Tema “Legacies of Power” yang diusung tahun ini diniatkan untuk memberi gambaran mengenai pertarungan politik antara pemerintahan kolonial Belanda dan pribumi dalam memperjuangkan kedaulatannya. Mengingat bahwa gelaran Artjog selama beberapa tahun belakangan ini tengah berupaya menyusun sebuah narasi besar mengenai sejarah kebangsaan indonesia melalui rupa visual.
Penyelenggaraan Artjog tahun ini berbarengan dengan semaraknya pesta demokrasi yang tengah digelar bangsa indonesia, hal ini tentu sedikit banyak akan berpengaruh terhadap corak karya-karya yang akan tampil di dalamnya. Apalagi tema “Legacies of Power” cukup dekat dengan konteks perebutan kekuasaan dalam pemilu dan pilpres ini. Selama beberapa bulan belakangan ini, masyarakat telah disuguhi oleh iklan-iklan politik yang masuk ke setiap celah kehidupan. Dari media massa hingga baliho pinggir jalan penuh sesak oleh wajah-wajah caleg berikut slogan-slogan yang diusungnya masing-masing.

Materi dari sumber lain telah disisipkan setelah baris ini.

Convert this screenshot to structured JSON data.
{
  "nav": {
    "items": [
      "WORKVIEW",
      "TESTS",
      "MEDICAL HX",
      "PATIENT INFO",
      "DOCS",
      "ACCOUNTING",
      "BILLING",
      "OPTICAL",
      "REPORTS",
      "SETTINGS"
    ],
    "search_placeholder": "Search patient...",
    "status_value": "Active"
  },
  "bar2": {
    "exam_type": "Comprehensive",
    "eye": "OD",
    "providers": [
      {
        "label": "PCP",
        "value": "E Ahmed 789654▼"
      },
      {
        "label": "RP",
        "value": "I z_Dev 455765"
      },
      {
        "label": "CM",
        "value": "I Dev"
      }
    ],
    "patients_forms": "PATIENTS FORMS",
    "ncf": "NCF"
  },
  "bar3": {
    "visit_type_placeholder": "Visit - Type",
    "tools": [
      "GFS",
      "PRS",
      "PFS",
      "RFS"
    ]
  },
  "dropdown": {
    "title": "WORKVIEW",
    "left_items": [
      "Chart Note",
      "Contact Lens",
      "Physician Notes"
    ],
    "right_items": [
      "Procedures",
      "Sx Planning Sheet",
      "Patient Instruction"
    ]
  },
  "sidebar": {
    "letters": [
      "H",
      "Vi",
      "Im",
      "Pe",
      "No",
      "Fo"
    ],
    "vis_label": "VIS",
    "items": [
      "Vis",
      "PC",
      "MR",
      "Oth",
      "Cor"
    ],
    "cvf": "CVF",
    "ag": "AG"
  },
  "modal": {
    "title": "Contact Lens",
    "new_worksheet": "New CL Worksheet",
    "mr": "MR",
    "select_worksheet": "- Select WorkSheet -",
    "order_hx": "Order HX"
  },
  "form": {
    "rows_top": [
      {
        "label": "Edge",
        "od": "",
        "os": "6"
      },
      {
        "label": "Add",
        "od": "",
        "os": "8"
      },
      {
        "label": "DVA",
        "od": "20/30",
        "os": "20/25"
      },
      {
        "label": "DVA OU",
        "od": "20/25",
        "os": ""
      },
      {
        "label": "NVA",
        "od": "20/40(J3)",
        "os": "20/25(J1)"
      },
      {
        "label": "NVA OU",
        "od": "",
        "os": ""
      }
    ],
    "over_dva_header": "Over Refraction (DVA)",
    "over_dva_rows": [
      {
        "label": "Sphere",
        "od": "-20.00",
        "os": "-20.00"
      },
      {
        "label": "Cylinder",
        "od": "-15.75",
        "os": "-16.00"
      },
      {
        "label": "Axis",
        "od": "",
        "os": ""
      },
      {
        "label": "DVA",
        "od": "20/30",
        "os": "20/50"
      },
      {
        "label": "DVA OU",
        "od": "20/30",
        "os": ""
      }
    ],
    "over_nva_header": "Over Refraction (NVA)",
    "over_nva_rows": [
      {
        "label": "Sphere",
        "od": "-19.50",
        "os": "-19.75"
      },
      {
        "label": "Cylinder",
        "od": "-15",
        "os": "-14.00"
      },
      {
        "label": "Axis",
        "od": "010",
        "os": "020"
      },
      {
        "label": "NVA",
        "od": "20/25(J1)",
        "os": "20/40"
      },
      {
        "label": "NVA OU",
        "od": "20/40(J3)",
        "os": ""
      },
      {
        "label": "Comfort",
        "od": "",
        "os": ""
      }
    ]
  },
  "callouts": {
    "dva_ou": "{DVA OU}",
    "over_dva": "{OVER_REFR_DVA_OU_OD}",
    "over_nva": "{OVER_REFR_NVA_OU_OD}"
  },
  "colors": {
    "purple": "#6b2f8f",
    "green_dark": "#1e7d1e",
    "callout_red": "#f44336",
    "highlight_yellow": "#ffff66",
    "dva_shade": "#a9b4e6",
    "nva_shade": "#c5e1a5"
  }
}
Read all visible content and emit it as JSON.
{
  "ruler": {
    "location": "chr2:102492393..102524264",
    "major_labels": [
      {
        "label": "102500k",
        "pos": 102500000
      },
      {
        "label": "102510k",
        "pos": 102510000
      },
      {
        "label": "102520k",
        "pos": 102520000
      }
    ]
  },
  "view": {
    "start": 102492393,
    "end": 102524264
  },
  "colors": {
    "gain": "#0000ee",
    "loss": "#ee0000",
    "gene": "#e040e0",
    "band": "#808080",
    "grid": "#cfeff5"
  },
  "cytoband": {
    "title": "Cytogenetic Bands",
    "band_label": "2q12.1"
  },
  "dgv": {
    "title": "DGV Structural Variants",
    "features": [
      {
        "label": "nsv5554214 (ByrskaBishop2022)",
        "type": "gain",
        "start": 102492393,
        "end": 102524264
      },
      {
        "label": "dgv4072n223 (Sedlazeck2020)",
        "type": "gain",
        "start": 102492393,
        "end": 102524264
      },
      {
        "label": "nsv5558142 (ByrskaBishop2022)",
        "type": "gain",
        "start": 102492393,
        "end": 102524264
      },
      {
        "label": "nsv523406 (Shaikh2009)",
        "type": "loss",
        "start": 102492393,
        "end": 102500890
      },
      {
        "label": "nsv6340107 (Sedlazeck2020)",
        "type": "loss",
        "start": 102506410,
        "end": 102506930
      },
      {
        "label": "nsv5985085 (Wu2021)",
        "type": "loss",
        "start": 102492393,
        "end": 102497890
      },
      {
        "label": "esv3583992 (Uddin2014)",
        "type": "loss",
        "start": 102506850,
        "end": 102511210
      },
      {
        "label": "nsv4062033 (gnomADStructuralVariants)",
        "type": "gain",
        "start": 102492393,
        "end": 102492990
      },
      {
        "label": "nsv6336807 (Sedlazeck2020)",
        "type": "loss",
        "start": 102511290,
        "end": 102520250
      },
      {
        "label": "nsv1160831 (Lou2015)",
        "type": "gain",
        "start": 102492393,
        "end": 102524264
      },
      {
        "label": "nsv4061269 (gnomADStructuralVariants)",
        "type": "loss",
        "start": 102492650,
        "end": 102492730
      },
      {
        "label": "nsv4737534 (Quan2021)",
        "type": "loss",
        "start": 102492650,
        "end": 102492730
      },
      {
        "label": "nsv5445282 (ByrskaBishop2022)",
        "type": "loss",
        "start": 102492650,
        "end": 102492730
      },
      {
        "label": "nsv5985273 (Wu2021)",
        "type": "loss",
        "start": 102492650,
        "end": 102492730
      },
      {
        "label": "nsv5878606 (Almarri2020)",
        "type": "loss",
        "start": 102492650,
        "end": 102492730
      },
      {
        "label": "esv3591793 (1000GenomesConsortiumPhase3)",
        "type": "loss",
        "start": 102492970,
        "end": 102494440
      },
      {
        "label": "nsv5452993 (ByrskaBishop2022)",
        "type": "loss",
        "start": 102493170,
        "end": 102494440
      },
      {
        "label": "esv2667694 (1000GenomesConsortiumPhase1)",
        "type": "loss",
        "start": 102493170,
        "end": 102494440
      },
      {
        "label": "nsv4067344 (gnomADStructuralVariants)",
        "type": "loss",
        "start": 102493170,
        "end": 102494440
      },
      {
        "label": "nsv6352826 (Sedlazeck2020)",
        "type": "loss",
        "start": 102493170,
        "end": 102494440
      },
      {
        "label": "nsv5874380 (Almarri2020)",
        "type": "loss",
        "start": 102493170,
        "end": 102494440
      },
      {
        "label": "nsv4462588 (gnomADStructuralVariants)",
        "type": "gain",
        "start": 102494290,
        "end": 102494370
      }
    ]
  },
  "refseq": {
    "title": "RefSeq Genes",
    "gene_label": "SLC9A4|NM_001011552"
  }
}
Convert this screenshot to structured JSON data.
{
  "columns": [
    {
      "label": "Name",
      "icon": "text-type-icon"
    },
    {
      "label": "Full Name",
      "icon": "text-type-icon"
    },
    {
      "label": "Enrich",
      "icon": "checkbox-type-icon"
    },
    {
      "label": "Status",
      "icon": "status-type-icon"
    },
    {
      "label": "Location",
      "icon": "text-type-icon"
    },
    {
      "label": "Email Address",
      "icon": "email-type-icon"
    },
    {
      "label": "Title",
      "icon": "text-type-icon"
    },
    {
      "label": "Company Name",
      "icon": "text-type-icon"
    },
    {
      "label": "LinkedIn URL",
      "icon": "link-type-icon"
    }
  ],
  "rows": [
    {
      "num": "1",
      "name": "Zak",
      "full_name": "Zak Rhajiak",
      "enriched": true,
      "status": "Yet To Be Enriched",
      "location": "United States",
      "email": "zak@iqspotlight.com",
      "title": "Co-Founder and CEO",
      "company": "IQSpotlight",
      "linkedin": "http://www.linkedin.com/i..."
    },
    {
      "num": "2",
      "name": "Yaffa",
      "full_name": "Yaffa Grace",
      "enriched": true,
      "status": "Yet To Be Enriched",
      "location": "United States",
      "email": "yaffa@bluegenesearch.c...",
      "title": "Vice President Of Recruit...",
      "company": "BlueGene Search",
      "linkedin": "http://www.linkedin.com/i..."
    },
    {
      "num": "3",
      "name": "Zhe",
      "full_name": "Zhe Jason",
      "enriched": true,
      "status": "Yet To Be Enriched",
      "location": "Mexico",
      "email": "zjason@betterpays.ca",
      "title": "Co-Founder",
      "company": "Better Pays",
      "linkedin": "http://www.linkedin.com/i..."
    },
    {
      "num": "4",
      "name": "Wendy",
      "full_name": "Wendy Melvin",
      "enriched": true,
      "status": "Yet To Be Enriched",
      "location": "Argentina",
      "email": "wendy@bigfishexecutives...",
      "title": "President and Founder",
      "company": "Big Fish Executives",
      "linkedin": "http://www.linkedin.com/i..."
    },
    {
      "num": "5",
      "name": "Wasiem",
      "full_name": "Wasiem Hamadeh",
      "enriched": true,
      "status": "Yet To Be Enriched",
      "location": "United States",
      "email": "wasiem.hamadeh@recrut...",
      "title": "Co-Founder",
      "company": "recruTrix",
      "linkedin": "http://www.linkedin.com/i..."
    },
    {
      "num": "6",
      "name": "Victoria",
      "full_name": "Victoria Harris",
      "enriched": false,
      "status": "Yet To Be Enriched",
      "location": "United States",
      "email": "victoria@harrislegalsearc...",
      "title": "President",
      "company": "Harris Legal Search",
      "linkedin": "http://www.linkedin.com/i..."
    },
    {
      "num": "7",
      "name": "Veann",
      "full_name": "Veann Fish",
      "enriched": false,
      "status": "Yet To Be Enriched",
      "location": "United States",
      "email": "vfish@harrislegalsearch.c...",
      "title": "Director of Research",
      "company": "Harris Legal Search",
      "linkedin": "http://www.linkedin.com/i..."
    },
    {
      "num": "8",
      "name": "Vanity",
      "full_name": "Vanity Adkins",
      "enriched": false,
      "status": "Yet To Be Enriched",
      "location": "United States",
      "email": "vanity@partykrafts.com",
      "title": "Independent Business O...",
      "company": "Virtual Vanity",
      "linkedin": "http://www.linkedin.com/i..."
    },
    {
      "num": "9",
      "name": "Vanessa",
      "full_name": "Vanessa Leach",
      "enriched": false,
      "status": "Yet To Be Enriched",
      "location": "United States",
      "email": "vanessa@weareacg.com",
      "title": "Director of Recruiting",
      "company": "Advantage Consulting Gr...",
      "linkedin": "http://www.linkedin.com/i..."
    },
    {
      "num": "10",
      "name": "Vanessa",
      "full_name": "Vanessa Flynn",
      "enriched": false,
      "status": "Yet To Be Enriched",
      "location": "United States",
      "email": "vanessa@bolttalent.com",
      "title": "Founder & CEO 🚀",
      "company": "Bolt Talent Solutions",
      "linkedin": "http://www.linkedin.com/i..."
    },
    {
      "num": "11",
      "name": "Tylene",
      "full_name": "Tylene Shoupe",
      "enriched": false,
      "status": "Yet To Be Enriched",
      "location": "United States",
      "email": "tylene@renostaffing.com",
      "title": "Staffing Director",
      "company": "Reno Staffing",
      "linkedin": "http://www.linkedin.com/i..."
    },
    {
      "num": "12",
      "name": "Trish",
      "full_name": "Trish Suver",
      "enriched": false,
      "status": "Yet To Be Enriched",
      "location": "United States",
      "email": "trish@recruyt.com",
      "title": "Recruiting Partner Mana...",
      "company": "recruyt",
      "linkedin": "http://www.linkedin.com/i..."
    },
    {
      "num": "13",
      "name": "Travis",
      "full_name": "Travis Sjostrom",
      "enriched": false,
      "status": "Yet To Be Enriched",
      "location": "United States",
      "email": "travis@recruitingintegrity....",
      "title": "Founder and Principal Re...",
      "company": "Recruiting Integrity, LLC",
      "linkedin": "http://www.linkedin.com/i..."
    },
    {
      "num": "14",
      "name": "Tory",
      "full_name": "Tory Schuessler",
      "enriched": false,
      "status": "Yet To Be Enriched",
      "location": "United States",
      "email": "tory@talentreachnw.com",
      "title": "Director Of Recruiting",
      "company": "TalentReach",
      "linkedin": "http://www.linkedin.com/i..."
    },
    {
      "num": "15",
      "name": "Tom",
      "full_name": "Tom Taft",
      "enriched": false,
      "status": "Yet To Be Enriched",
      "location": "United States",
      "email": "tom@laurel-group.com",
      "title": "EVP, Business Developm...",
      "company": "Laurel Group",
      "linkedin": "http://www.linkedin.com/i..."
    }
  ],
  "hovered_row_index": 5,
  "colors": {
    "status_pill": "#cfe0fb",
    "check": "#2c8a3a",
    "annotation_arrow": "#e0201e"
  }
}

Karya-karya bertema politik sepertinya akan membanjiri seluruh ruang pamer Artjog tahun ini, terlihat dari karya commision artist yang terpajang paling depan. Mengusung gagasan “Kabinet Goni,” karya instalasi Samsul Arifin tersebut tentu segera mengingatkan pada pose para menteri di jajaran kabinet usai pelantikan. Mereka berbaris di tangga depan Istana Merdeka dengan setelan jas rapi untuk melakukan sesi fotografi. Dikemas dengan gaya karikatural, karya tersebut tentu memiliki muatan kritik sosial yang mendalam, dan sangat erat kaitannya dengan situasi politik yang terjadi di negeri ini.